Melihat ayahnya tersungkur tak berdaya, Florena yang baru saja terlepas dari cengkeraman seekor serigala Rogue betina pun mendekat untuk menolongnya. "Aarrgggh!" Dijejaknya kedua kaki Florena kuat-kuat ke tanah sebagai tolakan, lalu dihempaskan tendangannya ke kepala Rogue yang bersiap menghunjamkan taringnya pada ayahnya.
"GROAAARR!" Rogue itu terjengkal ke samping. Serigala gembel yang sudah kelaparan itu tidak mampu mengendalikan kepekaan panca inderanya lagi, sehingga ia tak sadar akan kedatangan serangan betina muda itu dari arah kiri.
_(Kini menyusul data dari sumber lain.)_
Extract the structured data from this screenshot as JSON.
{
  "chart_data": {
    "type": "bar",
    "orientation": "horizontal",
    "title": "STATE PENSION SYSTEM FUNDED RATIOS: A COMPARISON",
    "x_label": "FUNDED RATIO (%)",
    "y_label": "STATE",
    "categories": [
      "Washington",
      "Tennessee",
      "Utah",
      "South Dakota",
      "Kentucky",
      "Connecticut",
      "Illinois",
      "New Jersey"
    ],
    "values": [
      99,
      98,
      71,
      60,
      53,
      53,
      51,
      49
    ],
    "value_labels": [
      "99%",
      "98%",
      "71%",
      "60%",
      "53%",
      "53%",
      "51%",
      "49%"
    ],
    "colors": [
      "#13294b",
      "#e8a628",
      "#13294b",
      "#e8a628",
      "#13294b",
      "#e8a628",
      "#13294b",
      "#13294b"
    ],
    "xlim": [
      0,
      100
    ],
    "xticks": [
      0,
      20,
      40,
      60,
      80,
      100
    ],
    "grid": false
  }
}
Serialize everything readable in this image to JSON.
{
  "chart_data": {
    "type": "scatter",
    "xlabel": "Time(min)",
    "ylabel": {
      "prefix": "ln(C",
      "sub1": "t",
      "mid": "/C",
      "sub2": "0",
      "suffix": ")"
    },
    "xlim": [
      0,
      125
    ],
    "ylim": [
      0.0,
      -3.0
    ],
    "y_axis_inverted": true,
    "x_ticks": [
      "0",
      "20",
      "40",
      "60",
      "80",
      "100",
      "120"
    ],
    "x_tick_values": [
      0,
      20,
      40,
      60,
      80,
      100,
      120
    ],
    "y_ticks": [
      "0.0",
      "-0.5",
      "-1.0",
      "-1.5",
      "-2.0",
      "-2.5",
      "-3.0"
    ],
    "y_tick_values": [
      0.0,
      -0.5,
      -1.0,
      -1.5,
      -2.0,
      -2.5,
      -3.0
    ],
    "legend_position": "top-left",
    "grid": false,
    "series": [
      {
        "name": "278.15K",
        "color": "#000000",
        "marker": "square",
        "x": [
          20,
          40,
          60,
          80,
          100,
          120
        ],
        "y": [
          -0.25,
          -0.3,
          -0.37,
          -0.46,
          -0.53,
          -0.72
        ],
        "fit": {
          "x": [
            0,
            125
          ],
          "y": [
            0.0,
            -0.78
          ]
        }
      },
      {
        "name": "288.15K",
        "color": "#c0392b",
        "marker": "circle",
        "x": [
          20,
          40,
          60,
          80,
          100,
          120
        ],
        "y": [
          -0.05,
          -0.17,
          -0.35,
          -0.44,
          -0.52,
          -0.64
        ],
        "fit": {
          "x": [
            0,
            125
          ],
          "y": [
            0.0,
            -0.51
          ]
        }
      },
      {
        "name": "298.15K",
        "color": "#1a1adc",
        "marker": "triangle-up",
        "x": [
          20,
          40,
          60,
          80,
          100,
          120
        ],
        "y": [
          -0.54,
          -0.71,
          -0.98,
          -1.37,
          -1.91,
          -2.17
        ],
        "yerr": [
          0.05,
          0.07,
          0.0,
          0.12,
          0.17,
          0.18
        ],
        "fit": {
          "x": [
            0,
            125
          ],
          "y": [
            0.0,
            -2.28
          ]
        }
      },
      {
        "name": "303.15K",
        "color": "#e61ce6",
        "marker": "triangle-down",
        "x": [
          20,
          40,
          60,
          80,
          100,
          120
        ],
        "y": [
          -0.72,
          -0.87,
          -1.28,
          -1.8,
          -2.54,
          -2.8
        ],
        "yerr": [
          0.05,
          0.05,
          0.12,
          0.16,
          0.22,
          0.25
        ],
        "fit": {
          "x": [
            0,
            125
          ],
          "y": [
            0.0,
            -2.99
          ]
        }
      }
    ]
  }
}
Ia meraung kesakitan dengan penuh amarah.
"Betina jalang sialan!" umpatnya melalui telepati.
Florena yang setengah jalan hendak membantu ayahnya berdiri itu langsung tegak daun telinganya mendengarkan umpatan tersebut. Tanpa persetujuan Magnus, putri bungsunya itu sudah berbalik badan lagi dan siap menyerang manusia serigala gelandangan tadi.
Radar telepati Rey menangkap pergerakan calon Lunanya itu dan segera menyapu pandangannya ke segala arah. Pemuda itu berupaya menemukan sang gadis untuk menolongnya.
Florena sudah bergerak menamparkan cakarnya ke muka Rogue yang masih terbaring. Sayang, dengan sigap, serigala beringas itu menyergap lengan Flo lalu menggigitnya. "AUUUUUU!" Flo melolong lantang kesakitan.
Beruntung sebelum darahnya menetes, Rey datang secepat angin dan menjambak Rogue itu dari belakang kepalanya. Rahang Rogue itu ternganga, menjatuhkan lengan Florena bebas. Serigala betina itu terhuyung ke belakang dan ditangkap Magnus yang sudah tertatih berdiri.
Belum sempat mereka memulihkan keadaan, bekas gigitan di lengan Florena mulai merembeskan darah. Segera saja hal itu menarik perhatian semua anggota kawanan Rogue jahat. Mereka menoleh ke titik yang sama, Florena.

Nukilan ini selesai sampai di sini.